Но Франтишек уже не слышал, что говорил Шкрета. Он стоял здесь, но ничего не видел. Он слышал лишь слова Ружены «доведешь меня до самоубийства, точно доведешь меня до самоубийства», знал, что он причина ее гибели, и все-таки не понимал почему и не мог ничего объяснить. Он стоял здесь, словно дикарь перед чудом, стоял здесь словно перед чем-то сверхъестественным, сделавшись вдруг глухим и слепым, ибо разум отказывался воспринять непостижимое, обрушившееся на него.
(Несчастный Франтишек, ты пройдешь по жизни, так и не поняв ничего, зная лишь, что твоя любовь убила женщину, которую ты любил, ты пройдешь по жизни с этим чувством, как с тайной метой ужаса, как прокаженный, который приносит любимым необъяснимые беды, ты пройдешь по жизни, как вестник несчастья.)
Он стоял бледный, недвижный, точно каменное изваяние, и не заметил даже, как в помещение взволнованно вошел еще один человек; он подошел к мертвой, долго смотрел на нее, потом погладил по волосам.
Доктор Шкрета прошептал:
— Самоубийство.
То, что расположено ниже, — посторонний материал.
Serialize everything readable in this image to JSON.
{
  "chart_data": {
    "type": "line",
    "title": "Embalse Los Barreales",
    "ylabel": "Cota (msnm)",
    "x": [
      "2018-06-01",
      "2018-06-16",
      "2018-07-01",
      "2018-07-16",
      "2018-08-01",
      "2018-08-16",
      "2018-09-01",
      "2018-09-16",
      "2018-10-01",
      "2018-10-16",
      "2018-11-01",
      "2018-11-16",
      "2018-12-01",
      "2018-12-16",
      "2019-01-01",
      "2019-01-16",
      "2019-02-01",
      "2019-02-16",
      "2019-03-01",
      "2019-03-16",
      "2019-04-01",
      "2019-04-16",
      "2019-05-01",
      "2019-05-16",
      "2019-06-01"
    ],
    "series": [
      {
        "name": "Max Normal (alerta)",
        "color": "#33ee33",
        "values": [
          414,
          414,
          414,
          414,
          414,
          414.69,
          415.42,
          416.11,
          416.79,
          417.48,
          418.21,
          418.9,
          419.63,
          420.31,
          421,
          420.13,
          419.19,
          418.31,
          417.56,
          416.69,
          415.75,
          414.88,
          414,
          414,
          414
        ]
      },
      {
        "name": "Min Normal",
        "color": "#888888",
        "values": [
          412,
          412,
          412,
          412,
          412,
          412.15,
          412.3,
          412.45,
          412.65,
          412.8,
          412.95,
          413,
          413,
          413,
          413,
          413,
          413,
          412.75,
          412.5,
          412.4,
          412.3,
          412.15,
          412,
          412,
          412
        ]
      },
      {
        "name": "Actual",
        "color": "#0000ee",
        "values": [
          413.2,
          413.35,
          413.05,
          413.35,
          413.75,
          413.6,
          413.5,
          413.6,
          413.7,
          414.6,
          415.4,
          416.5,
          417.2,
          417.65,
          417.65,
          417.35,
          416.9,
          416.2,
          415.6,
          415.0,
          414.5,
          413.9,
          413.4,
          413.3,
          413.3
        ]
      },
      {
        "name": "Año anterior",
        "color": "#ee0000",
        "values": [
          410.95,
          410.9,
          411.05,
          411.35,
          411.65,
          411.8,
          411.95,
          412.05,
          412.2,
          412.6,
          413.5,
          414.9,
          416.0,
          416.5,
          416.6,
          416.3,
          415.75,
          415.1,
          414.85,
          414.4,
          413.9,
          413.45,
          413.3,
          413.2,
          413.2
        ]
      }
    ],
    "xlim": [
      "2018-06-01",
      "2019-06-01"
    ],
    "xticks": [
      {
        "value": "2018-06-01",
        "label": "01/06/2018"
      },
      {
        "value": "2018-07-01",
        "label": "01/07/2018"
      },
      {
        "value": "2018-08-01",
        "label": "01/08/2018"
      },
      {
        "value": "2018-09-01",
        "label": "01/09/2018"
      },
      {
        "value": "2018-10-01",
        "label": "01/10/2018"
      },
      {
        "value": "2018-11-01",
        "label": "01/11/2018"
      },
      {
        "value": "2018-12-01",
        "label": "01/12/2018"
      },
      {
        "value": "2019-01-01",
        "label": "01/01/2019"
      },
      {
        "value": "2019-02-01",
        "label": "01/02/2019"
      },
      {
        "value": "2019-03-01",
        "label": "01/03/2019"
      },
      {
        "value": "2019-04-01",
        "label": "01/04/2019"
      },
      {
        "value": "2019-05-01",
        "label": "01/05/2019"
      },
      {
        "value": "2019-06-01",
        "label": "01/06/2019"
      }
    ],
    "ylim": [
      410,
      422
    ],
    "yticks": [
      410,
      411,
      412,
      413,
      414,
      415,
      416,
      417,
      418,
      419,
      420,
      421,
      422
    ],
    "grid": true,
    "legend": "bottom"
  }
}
Яд.
Вошедший резко повернул голову:
— Самоубийство? Голову даю на отсечение, что эта женщина не покончила с собой. А если она и проглотила яд, то это точно было убийство.
Инспектор удивленно смотрел на вошедшего. Это был Бертлеф — его глаза пылали гневным огнем.
18Якуб повернул ключ, и машина тронулась. Он проехал последние курортные особняки и очутился на широком просторе. До границы было всего часа четыре езды, не хотелось торопиться. Сознание, что этой дорогой он едет в последний раз, преображало весь край, принявший вдруг редкостный и необычный вид. Ему казалось, что он не узнает его, что вокруг все другое, чем представлялось прежде, но, к сожалению, он уже не может здесь задержаться.
И одновременно он тут же возражал себе, понимая, что никакая отсрочка отъезда, пусть на день или на годы, не изменит того, что мучит его сейчас: этот край он не познал бы ни на йоту ближе, чем знал до сих пор. И он должен смириться с тем, что покидает его, так и не познав до конца, не исчерпав всей его прелести. Что покидает его как должник и как кредитор со счетами, взаимно не оплаченными.
И снова вспомнилась ему девушка, которой он вложил в тюбик фальшивый яд, и он подумал, что его карьера убийцы была самой короткой из всех карьер, которые выпали ему на долю. Я был убийцей часов восемнадцать, улыбнулся он своим мыслям.
Но потом возразил себе: нет, неправда, что он был убийцей всего лишь короткое время. Он убийца и останется им до самой смерти. Ибо вовсе не важно, была или не была голубая таблетка ядом, важно то, что он считал ее ядом и что, несмотря на это, дал ее незнакомой женщине и даже не пошевелил пальцем, чтобы спасти ее.
И сейчас он задумался над этим уже с беззаботностью человека, понявшего, что его поступок оказался в плоскости чистого эксперимента.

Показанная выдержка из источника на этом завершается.